After months of trying to find out from the Lawyer where the rest of his holiday had got to (I kept receiving replies like: “They’re being very tough on time off at the moment,” and “I can’t just take off at a moment’s notice, you know.”) I actually rang the personnel department and found out that he had two clear weeks he could take any time this summer. I saved my fury, and booked us straight into a family hotel in Cornwall, subverting the normal process by which the Lawyer prevaricates all year and eventually takes us to the last villa available, a pool-less hovel down a deserted track miles from anywhere in deepest France, where the children dread the food and there is no one for them to play with.
Imagine the joy on their faces when we arrived to find 30 children racing round reception dressed as cowboys and shooting each other in preparation for the Wild West party later that evening. And imagine the despair on the Lawyer’s face, especially when I dispatched him back into Tresurfer-on-Sea to buy Stetson hats.
“At least there’s a golf course,” he muttered, and went off to find it, carrying his new set of clubs we brought with us at the expense of half the children’s clothes.

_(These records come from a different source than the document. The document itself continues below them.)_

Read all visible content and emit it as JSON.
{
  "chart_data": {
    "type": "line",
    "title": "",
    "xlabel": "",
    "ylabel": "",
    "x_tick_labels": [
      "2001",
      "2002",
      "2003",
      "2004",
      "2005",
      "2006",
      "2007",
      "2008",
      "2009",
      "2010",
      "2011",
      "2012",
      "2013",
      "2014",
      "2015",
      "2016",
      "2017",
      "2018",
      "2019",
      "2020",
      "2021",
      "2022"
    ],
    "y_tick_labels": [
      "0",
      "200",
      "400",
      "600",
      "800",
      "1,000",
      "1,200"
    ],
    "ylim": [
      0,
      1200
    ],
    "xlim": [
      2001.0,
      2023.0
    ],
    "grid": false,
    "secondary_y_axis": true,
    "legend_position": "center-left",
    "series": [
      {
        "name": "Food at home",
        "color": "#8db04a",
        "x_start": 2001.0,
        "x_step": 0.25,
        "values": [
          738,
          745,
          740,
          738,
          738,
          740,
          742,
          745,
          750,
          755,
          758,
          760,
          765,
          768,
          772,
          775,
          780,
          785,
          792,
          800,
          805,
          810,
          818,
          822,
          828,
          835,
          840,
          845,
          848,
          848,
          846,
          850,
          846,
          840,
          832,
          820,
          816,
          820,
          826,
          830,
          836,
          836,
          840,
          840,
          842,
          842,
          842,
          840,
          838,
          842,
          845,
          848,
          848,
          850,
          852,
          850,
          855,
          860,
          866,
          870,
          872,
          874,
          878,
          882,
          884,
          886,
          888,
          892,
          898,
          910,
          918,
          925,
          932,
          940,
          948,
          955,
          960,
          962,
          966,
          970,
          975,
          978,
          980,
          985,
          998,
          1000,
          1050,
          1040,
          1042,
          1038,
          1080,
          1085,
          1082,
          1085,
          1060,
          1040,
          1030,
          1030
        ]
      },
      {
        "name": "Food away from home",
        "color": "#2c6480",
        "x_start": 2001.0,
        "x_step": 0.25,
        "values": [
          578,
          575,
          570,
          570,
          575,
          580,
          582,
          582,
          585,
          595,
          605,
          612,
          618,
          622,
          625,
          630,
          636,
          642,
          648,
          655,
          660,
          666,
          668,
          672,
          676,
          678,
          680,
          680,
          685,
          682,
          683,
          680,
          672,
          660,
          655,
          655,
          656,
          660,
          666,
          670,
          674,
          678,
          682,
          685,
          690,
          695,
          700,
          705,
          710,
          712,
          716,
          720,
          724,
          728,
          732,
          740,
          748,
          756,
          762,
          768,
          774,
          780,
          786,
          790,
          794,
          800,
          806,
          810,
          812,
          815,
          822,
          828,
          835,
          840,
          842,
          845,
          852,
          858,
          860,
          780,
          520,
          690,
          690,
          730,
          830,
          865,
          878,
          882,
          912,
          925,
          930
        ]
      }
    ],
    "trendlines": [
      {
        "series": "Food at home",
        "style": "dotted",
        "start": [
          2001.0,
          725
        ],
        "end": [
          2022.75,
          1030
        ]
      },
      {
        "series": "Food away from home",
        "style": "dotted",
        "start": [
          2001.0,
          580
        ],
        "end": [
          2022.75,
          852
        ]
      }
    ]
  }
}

It was the smallest course in the world, requiring little more to conquer it than a sand wedge and a putter, but it contained about as much rough as the entire set of St Andrews’ courses put together and the Lawyer soon lost all his golf balls. On the other hand, he found lots of others lying about, including some clearly marked with the logo of a prominent magic circle firm.
The Lawyer immediately entered the worst kind of legal competitive frenzy. He was determined to find the owner of the errant balls and challenge him to a pitch and putt death match, and hung around the golf course for days. He even got his secretary to send him a new set of company balls that he left lying around the course, rather like an animal marking its territory. He would talk loudly at dinner about exaggerated partner-profit ratios and scandalous charge-out rates, hoping to flush him out, but no one near our table took the bait.
In fact, after the first night, no one was talking to us very much at all. However, word went round that there was a lawyer in the house and by the end of the first week other solicitors were sidling up to him and muttering the names of their firms like magic passwords. Soon there was a big group of them sitting in the bar in the evenings discussing their thrilling attempts at the seventh hole and exchanging mutual acquaintances and their experiences of working at past firms, much like boys with a set of Top Trumps. You know how it goes: “John Smith? I worked with him at Widgeon Plover. Total prat. Couldn’t close a project to save his life.”
“Ah, but not so much of a prat as John Jones, from Lapwings. He couldn’t close a door,” another would reply, and they’d all roar with laughter.
The children came to look at them one night after the kids’ evening video had ended. “Why is Daddy shouting with all those loud men?” asked Liability. “Do you think Daddy knows he’s on holiday at all?” asked Subjudice.
The next day, the Lawyer borrowed the hotel’s computer to log into the firm and spent a happy morning wading through a million junk emails. Next year I’m taking the kids on my own.